The court documents show that Lai bought $250K worth of casino chips in July 2017 and cashed out a total of $610K in Canadian currency during the same period.
In November 2018, he converted $20K in US currency, made up of two bundles of $100 bills, into chips at the River Rock. These were bound with elastic bands in a way that “was not consistent with standard banking practices,” the filings claimed.
In December 2019, he turned up AT the River Rock with C$9.9K in 12 bundles of $20 and $50 bills, again bound with elastic bands. Since the reporting requirement for cash transactions at casinos was $10K, this was, again, highly indicative of money laundering, according to B.C. authorities.
At the time, River Rock was at the center of a money laundering epidemic in British Columbia that became a national scandal in Canada. From around 2010 onwards, an inadequacy of oversight at the province’s casinos allowed criminal gangs with links to the drug trade to launder hundreds of millions through VIP rooms.
Chinese high rollers were regularly lent money to gamble by underground banks to help them circumvent caps on the movement of money out of China. These funds, which were often mingled with drug money, would then be converted into casino chips and washed.
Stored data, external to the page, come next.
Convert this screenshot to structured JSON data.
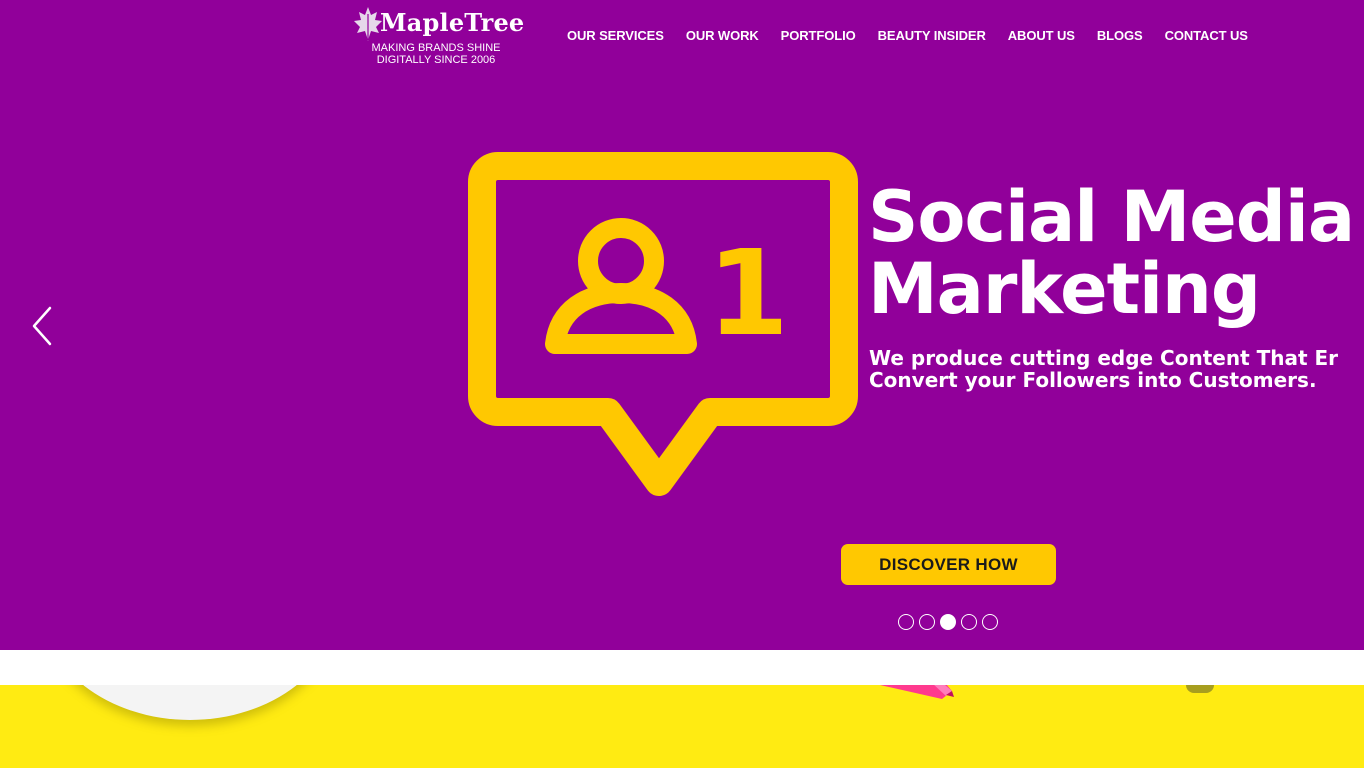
{
  "header": {
    "logo": {
      "name": "MapleTree",
      "tagline_line1": "MAKING BRANDS SHINE",
      "tagline_line2": "DIGITALLY SINCE 2006"
    },
    "nav": [
      {
        "label": "OUR SERVICES"
      },
      {
        "label": "OUR WORK"
      },
      {
        "label": "PORTFOLIO"
      },
      {
        "label": "BEAUTY INSIDER"
      },
      {
        "label": "ABOUT US"
      },
      {
        "label": "BLOGS"
      },
      {
        "label": "CONTACT US"
      }
    ]
  },
  "slider": {
    "background_color": "#91009a",
    "accent_color": "#ffc801",
    "icon": "follower-notification-icon",
    "icon_count": "1",
    "title_line1": "Social Media",
    "title_line2": "Marketing",
    "subtitle_line1": "We produce cutting edge Content That Er",
    "subtitle_line2": "Convert your Followers into Customers.",
    "cta_label": "DISCOVER HOW",
    "prev_icon": "chevron-left-icon",
    "dots_total": 5,
    "active_dot": 3
  },
  "next_section": {
    "background_color": "#ffeb12"
  }
}
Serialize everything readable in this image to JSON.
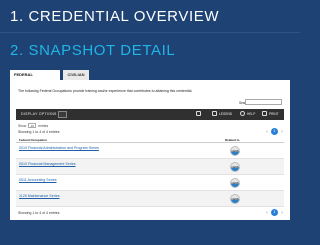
{
  "header1": {
    "title": "1. CREDENTIAL OVERVIEW"
  },
  "header2": {
    "title": "2. SNAPSHOT DETAIL"
  },
  "tabs": [
    {
      "label": "FEDERAL OCCUPATIONS"
    },
    {
      "label": "CIVILIAN"
    }
  ],
  "description": "The following Federal Occupations provide training and/or experience that contributes to attaining this credential.",
  "search": {
    "label": "Search:",
    "value": ""
  },
  "toolbar": {
    "display_options": "DISPLAY OPTIONS",
    "legend": "LEGEND",
    "help": "HELP",
    "print": "PRINT"
  },
  "show_entries": {
    "prefix": "Show",
    "value": "10",
    "suffix": "entries"
  },
  "info_top": "Showing 1 to 4 of 4 entries",
  "info_bottom": "Showing 1 to 4 of 4 entries",
  "pager": {
    "page": "1"
  },
  "table": {
    "columns": [
      "Federal Occupation",
      "Related to"
    ],
    "rows": [
      {
        "occupation": "0019 Financial Administration and Program Series",
        "badge": "CRDB"
      },
      {
        "occupation": "0510 Financial Management Series",
        "badge": "CRDB"
      },
      {
        "occupation": "0511 Accounting Series",
        "badge": "CRDB"
      },
      {
        "occupation": "1125 Maintenance Series",
        "badge": "CRDB"
      }
    ]
  }
}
Lai attempted to cross the U.S-Canadian border illegally in October 2019 before fleeing from U.S. Border Patrol back into Canada on foot, according to U.S. authorities. He was subsequently detained by Royal Canadian Mounted Police and returned to US custody, before being handed back to the CBSA.
According to a filing to the B.C. Supreme Court Tuesday, Tujie Lai’s wife paid the money authorities are asking to seize to the CBSA in October 2019 to secure her husband’s release.
At the time, Lai was the subject of an Interpol red notice that accused him of several crimes. including extortion, assault, conspiracy and perjury.